Os refugiados do SUS e a judicialização da saúde

Opinião de José Luiz de Souza Moraes

Em estudo recente realizado a pedido do CNJ (Conselho Nacional de Justiça), foi constatado o aumento de 130% nas ações da chamada judicialização da saúde. Como sempre, números isoladamente não respondem a muitas questões, é preciso analisar alguns fatos para termos a real dimensão do que eles representam. De plano, poderíamos apontar a crescente busca ao Judiciário no maior acesso à justiça e na maior consciência dos cidadãos de seus direitos, mas será que é só isso?

A Constituição da República de 1988 trouxe avanços sociais e jurídicos profundos. O artigo 196 elevou o direito à saúde a um patamar até então inédito e o considerou um dever do Estado. Nossa constituição também criou o SUS (Sistema Único de Saúde) que é um dos melhores, mais amplos e importantes programas sociais do mundo, atingindo a totalidade da população brasileira, sem a exigência de contraprestações, a um universo de mais de 200 milhões de pessoas.

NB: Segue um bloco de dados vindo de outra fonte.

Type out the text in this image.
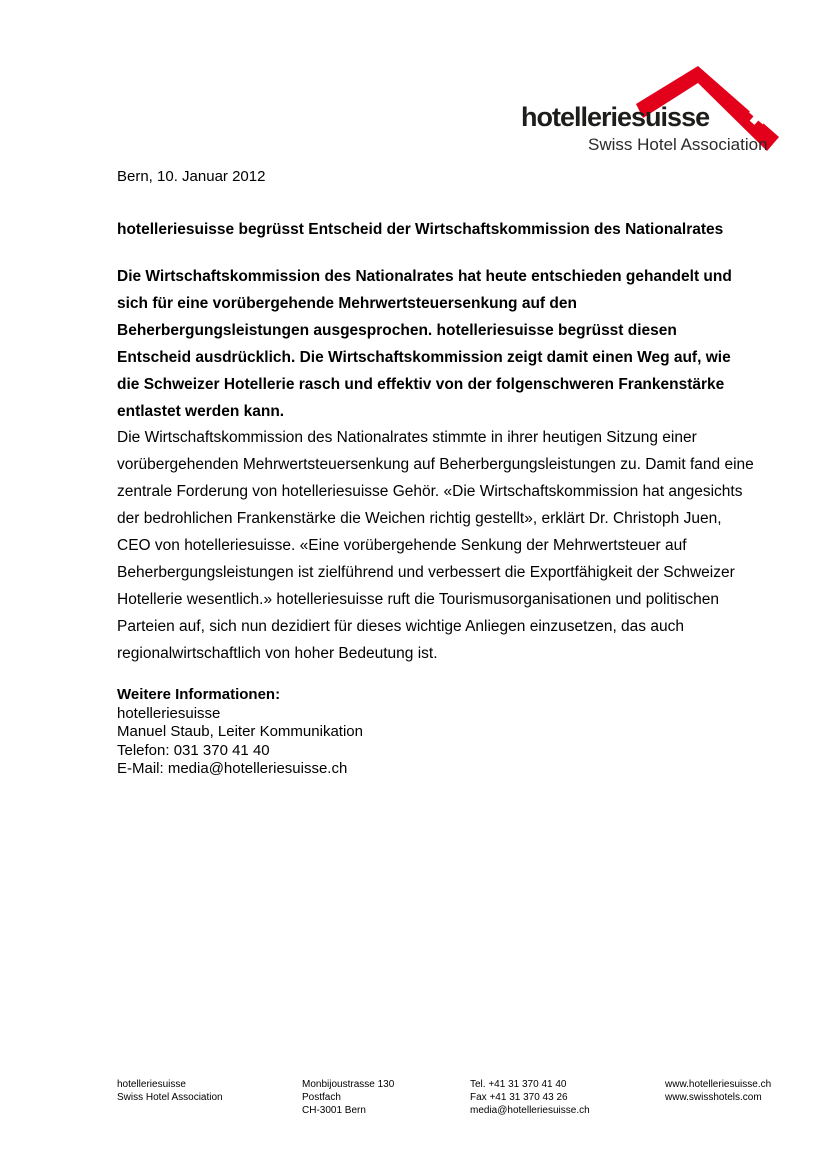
hotelleriesuisse
Swiss Hotel Association
Bern, 10. Januar 2012
hotelleriesuisse begrüsst Entscheid der Wirtschaftskommission des Nationalrates
Die Wirtschaftskommission des Nationalrates hat heute entschieden gehandelt und sich für eine vorübergehende Mehrwertsteuersenkung auf den Beherbergungsleistungen ausgesprochen. hotelleriesuisse begrüsst diesen Entscheid ausdrücklich. Die Wirtschaftskommission zeigt damit einen Weg auf, wie die Schweizer Hotellerie rasch und effektiv von der folgenschweren Frankenstärke entlastet werden kann.
Die Wirtschaftskommission des Nationalrates stimmte in ihrer heutigen Sitzung einer vorübergehenden Mehrwertsteuersenkung auf Beherbergungsleistungen zu. Damit fand eine zentrale Forderung von hotelleriesuisse Gehör. «Die Wirtschaftskommission hat angesichts der bedrohlichen Frankenstärke die Weichen richtig gestellt», erklärt Dr. Christoph Juen, CEO von hotelleriesuisse. «Eine vorübergehende Senkung der Mehrwertsteuer auf Beherbergungsleistungen ist zielführend und verbessert die Exportfähigkeit der Schweizer Hotellerie wesentlich.» hotelleriesuisse ruft die Tourismusorganisationen und politischen Parteien auf, sich nun dezidiert für dieses wichtige Anliegen einzusetzen, das auch regionalwirtschaftlich von hoher Bedeutung ist.
Weitere Informationen:
hotelleriesuisse
Manuel Staub, Leiter Kommunikation
Telefon: 031 370 41 40
E-Mail: media@hotelleriesuisse.ch
hotelleriesuisse
Swiss Hotel Association
Monbijoustrasse 130
Postfach
CH-3001 Bern
Tel. +41 31 370 41 40
Fax +41 31 370 43 26
media@hotelleriesuisse.ch
www.hotelleriesuisse.ch
www.swisshotels.com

O constituinte de 1988, prevendo as ameaças que se avizinhavam no futuro (que já chegou), marcou essas conquistas com a imutabilidade das cláusulas pétreas, impedindo que fossem reduzidas ou extintas pelas futuras gerações inclusive por meio de emendas à constituição, Oxalá!

Essa farta previsão de direitos não excluiu a possibilidade de os particulares prestarem serviços de saúde. De acordo com a Lei 9.656, os planos devem prestar de forma continuada, por prazo indeterminado e sem limite financeiro, a assistência à saúde por meio de profissionais ou serviços de saúde. A lei que completou seu 20º aniversário já passou por várias modificações e pode passar por outras. Para a fiscalização do correto cumprimento da lei, foi criada a ANS (Agência Nacional de Saúde Suplementar), que teria a finalidade de regulamentar e fiscalizar o setor e, principalmente, proteger os consumidores.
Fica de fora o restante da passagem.